My Reassessment Queue
We’re almost at the end of the third quarter over here. Here’s the current plot of number of reassessments over time for this semester:
I’m energized though that the students have bought into the system, and that my improved workflow from last semester is making the process manageable. My pile of reassessment papers grows faster than I’d like, but I’ve also improved the physical process of managing the paperwork.
While I’m battling performance issues on the site now that there’s a lot of data moving around on there, the thing I’m more interested is improving participating. Who are the students that aren’t reassessing? How do I get them involved? Why aren’t they doing so?

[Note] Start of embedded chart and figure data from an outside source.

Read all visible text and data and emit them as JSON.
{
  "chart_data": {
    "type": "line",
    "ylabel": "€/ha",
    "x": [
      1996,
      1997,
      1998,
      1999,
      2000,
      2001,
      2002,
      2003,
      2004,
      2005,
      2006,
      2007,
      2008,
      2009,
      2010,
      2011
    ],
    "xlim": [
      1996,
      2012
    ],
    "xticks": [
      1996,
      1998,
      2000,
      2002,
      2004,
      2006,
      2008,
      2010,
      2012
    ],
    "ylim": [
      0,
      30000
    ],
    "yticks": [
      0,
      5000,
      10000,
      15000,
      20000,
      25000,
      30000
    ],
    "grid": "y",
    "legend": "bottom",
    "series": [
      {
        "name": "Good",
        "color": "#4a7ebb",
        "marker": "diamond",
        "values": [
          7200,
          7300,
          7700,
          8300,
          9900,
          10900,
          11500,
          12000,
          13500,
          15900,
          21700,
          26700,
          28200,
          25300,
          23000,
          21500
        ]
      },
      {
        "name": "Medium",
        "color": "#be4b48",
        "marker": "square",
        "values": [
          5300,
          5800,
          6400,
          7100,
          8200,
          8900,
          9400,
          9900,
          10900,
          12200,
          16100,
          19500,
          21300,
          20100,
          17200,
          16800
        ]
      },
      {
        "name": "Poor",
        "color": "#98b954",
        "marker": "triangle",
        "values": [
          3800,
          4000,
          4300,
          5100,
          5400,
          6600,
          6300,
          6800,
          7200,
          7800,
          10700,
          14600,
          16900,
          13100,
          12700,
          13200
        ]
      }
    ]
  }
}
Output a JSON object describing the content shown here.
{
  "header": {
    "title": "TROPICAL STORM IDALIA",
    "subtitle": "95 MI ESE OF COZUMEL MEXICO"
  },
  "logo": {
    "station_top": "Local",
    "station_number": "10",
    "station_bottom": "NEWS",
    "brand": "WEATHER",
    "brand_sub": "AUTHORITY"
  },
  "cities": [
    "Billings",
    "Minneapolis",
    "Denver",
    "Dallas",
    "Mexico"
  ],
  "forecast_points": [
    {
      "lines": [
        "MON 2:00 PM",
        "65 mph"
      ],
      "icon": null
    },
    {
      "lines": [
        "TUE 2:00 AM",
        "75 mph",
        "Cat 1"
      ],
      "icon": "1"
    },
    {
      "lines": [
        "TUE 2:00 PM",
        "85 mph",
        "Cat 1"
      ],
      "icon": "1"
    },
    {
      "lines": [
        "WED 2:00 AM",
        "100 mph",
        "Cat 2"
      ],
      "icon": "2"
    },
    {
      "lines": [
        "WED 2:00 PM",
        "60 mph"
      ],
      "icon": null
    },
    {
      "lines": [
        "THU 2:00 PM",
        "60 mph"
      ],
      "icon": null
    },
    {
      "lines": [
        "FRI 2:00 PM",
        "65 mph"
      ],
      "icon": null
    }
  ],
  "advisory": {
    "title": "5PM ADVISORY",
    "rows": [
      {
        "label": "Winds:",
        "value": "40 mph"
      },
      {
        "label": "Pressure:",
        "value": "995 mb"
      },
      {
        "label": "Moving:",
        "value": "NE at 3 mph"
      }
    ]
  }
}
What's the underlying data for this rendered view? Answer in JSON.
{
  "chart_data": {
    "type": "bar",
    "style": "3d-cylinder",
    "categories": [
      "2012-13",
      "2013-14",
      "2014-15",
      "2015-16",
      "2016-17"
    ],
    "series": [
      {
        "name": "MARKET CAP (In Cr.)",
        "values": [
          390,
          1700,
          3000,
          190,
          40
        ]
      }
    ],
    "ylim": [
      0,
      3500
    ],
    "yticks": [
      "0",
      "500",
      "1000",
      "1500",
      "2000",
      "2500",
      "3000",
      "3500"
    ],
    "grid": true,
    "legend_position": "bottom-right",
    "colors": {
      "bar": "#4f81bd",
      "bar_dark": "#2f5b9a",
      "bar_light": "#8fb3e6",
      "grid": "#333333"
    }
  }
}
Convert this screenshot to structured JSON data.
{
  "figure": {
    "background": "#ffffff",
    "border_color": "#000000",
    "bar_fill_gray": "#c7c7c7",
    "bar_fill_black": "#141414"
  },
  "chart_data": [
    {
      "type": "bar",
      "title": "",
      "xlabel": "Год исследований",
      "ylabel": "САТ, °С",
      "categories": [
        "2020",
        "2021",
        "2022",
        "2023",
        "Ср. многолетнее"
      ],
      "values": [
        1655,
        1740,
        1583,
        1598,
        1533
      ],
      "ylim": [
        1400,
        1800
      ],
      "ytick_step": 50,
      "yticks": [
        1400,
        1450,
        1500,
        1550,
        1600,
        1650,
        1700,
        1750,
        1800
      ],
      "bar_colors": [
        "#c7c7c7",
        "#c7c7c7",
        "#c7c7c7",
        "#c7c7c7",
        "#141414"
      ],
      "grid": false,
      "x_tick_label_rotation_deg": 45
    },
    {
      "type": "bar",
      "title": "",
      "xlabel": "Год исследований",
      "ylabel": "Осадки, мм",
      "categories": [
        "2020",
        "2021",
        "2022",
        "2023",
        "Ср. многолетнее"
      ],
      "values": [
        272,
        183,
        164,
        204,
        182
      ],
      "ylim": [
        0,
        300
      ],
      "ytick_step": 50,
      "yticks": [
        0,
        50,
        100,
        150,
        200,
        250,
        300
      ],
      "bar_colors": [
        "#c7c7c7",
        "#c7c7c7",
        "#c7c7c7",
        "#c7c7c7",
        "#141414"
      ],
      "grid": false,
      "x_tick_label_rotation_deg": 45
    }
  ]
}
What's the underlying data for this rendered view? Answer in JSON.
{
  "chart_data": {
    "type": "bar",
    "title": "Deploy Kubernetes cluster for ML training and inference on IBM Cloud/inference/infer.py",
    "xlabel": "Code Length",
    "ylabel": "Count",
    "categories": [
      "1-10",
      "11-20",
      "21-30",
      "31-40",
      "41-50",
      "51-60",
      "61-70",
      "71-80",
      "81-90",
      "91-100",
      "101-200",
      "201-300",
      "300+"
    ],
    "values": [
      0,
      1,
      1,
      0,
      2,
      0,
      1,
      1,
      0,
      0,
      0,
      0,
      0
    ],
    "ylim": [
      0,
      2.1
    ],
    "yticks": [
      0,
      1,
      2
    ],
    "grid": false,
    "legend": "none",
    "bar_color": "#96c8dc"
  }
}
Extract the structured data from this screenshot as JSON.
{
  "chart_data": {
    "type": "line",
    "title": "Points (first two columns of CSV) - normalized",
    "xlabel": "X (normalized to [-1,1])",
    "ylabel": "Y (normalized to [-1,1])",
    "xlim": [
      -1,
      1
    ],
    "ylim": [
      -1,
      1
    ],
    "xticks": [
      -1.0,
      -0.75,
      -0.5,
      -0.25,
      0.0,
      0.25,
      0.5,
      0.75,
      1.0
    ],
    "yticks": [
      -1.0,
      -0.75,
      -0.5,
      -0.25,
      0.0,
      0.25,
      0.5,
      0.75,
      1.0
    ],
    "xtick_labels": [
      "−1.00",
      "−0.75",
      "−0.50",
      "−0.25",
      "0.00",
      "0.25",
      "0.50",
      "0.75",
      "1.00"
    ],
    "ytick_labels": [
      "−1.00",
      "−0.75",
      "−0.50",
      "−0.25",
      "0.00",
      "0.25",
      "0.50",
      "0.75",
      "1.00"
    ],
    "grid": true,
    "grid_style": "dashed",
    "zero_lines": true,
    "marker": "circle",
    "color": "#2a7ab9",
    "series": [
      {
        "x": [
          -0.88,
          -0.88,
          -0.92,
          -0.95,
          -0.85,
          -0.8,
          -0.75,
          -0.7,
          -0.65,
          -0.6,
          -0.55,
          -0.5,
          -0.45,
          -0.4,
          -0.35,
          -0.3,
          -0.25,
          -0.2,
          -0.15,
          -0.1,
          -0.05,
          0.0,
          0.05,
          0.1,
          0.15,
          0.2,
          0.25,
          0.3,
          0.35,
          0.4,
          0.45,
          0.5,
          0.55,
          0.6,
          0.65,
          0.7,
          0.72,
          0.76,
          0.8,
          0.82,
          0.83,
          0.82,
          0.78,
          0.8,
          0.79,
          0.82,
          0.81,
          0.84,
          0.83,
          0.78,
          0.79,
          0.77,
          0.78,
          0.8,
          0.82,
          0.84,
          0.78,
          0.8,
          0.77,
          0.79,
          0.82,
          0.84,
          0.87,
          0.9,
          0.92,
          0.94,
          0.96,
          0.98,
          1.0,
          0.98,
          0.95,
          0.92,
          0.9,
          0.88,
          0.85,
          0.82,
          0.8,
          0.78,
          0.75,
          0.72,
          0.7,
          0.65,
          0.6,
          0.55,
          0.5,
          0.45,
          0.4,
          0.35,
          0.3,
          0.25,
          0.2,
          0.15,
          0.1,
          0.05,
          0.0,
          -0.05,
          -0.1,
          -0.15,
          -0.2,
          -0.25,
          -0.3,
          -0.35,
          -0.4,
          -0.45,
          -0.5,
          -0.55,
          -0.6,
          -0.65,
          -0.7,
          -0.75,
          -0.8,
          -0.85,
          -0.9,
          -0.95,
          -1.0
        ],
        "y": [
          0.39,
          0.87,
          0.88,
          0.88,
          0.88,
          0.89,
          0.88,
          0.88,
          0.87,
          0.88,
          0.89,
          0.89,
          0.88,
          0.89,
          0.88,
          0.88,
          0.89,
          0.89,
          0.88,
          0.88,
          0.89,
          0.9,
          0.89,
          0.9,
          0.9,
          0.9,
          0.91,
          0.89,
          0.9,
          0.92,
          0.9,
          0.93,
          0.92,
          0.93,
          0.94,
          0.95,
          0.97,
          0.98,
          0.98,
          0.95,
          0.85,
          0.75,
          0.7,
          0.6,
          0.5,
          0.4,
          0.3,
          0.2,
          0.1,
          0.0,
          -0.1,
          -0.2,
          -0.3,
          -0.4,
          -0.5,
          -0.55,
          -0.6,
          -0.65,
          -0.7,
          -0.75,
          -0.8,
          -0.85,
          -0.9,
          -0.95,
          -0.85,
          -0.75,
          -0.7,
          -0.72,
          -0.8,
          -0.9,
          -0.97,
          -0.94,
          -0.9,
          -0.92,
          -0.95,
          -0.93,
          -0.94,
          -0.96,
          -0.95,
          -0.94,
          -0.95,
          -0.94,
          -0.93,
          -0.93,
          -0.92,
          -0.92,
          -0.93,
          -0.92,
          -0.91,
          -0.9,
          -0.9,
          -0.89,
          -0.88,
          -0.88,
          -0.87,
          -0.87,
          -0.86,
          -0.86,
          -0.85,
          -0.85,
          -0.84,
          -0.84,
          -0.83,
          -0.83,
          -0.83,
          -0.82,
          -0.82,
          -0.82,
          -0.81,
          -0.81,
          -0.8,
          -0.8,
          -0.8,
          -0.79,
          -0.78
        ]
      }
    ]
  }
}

There are lots of issues at play here. I’m loving how I’ve been experimenting a lot lately with new ways of assessing, structuring classes, rethinking the grade book, and just plain trying new activities out on students. I’ll do a better job of sharing out in the weeks to come.
While I came down hard on personalized learning last week, this is the sort of problem that really demands some kind of personalization solution. It’s just unreasonably hard for a single teacher to give every student a good assessment on an arbitrary topic at an arbitrary time. I don’t like most of the solutions I’ve seen so far, but this needs one.
Most people have crafted their own solutions in some way – many of them are analog. As I say here, despite the work I’ve put into this digital solution, it’s still messy and time consuming. I still expect to look at everyone’s papers because I value the assessment information I get from them. The time that takes is non-negligible. It’s also something I’m not willing to outsource to a computer at this point.